2. Initially try to apply a fluoride toothpaste on the sensitive area without rinsing this off and leave it on the surface for as long as possible. If this can be repeated over night, that would be ideal.

3. Should the sensitivity be on the upper middle and back teeth, this may be a side effect associated with hay fever, a cold or sinusitis. If you have been suffering from any of these conditions recently, continue with the medication you have been provided as dental intervention may not necessarily help.

4. Do use regular painkillers if you require them and monitor how the sensitivity progresses over the following few days, if it escalates into definitive pain, please contact 111


1. If you have noticed a swelling within the gums, you could try and drain this at home, by covering the site with a handkerchief and applying pressure, this should help discharge the swelling, there may be some bleeding associated with this procedure. Continue until the discharge reduces. Do not try this, if you are on any blood thinning medication. In these circumstances call 111

2. Following the discharge, rinse you mouth with warm salt water rinses (1teaspoon of salt in warm water)

3. If the swelling does not discharge, and pain is increasing in intensity, take painkillers and call 111


1. Apply “Bonjela”on an area the is painful, especially before any meal.

2. Use “difflam mouthrinse”, to help if the site is painful as well as painkillers if need be.

3. Rinse with warm salt water regularly (1 teaspoon salt in a cup of warm water)

4. If you have noticed an ulcer is not responding to any intervention and you are concerned that it has not been resolved over a 10 day period, contact 111 for an urgent assessment.

Denture rubbing or looseness

1. If there are any sharp edges digging into the gums from your denture, located the problem area on your denture and use either and emery board and file the surface down.

2. The area of gum that has been irritated by the denture may still be sore even after the denture has been corrected and therefore, if possible leave the denture out an use warm salt water (1teaspoon of salt in a cup of warm water) to bathe the sore area with.

3. Apply “Bongela” if the site remains sore and leave the denture out until the site heals.

4. For loose dentures: try a denture fixative for example “Ploygrip or Fixodent or seabond” to secure your denture.
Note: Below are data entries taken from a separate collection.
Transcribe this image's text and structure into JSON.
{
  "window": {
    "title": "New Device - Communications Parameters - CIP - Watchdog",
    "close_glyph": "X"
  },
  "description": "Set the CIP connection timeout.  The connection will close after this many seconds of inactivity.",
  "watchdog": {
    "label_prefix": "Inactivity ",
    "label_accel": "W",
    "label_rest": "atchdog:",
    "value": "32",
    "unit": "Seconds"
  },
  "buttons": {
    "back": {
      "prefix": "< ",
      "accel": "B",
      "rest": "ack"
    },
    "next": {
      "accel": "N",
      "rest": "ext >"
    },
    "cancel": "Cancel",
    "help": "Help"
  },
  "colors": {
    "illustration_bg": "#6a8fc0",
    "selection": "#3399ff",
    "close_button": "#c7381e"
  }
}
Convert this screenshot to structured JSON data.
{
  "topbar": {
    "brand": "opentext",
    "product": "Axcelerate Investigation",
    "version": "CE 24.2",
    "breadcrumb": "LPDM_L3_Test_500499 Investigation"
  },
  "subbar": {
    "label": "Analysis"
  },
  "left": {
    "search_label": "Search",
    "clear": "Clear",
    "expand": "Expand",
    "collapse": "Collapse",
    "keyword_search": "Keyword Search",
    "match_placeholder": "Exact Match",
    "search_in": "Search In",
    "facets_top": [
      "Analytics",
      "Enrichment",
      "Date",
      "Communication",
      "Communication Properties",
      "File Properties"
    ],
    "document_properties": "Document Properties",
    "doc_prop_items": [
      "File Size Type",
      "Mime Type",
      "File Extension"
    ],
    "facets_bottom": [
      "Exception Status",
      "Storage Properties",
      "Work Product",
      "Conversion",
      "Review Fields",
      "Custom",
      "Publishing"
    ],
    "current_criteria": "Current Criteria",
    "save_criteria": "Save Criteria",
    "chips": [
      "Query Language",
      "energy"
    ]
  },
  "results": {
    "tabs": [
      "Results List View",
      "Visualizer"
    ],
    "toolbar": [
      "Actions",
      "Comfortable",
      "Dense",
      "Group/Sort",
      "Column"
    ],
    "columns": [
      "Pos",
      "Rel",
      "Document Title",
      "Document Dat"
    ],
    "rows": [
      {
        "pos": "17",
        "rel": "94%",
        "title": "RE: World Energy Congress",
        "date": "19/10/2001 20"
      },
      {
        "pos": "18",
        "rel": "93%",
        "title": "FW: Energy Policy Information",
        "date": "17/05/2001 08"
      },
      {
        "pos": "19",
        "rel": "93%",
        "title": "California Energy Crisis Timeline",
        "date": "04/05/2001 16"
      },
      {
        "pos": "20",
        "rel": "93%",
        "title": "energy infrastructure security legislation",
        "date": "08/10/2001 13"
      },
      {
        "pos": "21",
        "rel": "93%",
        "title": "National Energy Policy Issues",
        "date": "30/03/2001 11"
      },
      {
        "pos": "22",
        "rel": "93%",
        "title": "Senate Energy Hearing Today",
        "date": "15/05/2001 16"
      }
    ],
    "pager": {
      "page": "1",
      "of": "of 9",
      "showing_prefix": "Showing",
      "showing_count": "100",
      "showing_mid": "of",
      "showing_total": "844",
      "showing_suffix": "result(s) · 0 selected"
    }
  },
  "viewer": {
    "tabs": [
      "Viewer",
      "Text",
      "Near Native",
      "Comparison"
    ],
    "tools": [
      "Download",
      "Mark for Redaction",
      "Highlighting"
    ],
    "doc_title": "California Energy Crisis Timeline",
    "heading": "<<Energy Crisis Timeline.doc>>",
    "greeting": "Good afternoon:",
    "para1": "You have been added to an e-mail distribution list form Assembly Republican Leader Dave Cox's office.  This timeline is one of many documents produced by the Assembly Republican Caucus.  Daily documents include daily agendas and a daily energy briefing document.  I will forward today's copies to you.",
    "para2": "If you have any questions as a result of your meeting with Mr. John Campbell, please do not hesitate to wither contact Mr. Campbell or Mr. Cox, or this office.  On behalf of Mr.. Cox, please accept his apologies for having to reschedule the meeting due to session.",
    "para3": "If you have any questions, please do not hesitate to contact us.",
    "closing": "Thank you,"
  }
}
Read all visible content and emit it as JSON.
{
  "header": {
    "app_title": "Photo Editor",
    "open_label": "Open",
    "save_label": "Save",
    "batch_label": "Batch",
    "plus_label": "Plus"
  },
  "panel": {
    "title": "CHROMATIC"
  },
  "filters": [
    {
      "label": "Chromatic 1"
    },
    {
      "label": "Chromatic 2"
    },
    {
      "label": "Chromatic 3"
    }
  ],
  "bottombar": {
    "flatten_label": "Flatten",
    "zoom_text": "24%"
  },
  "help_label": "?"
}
The are a variety of adhesives on the market and it requires you to try a number of different types to find out which one suits you best.


1. In most households there are a variety of painkillers kept, often for dental pain paracetamol, ibuprofen and codeine preparations are used.

2. If you have a bleeding disorder we would recommend that you avoid aspirin.

3. If you are asthmatic, please avoid ibuprofen

4. In general please avoid using codeine continually for more than three days .

In all cases, if you are unsure about which painkillers to use, consult your chemist or doctor for more advice.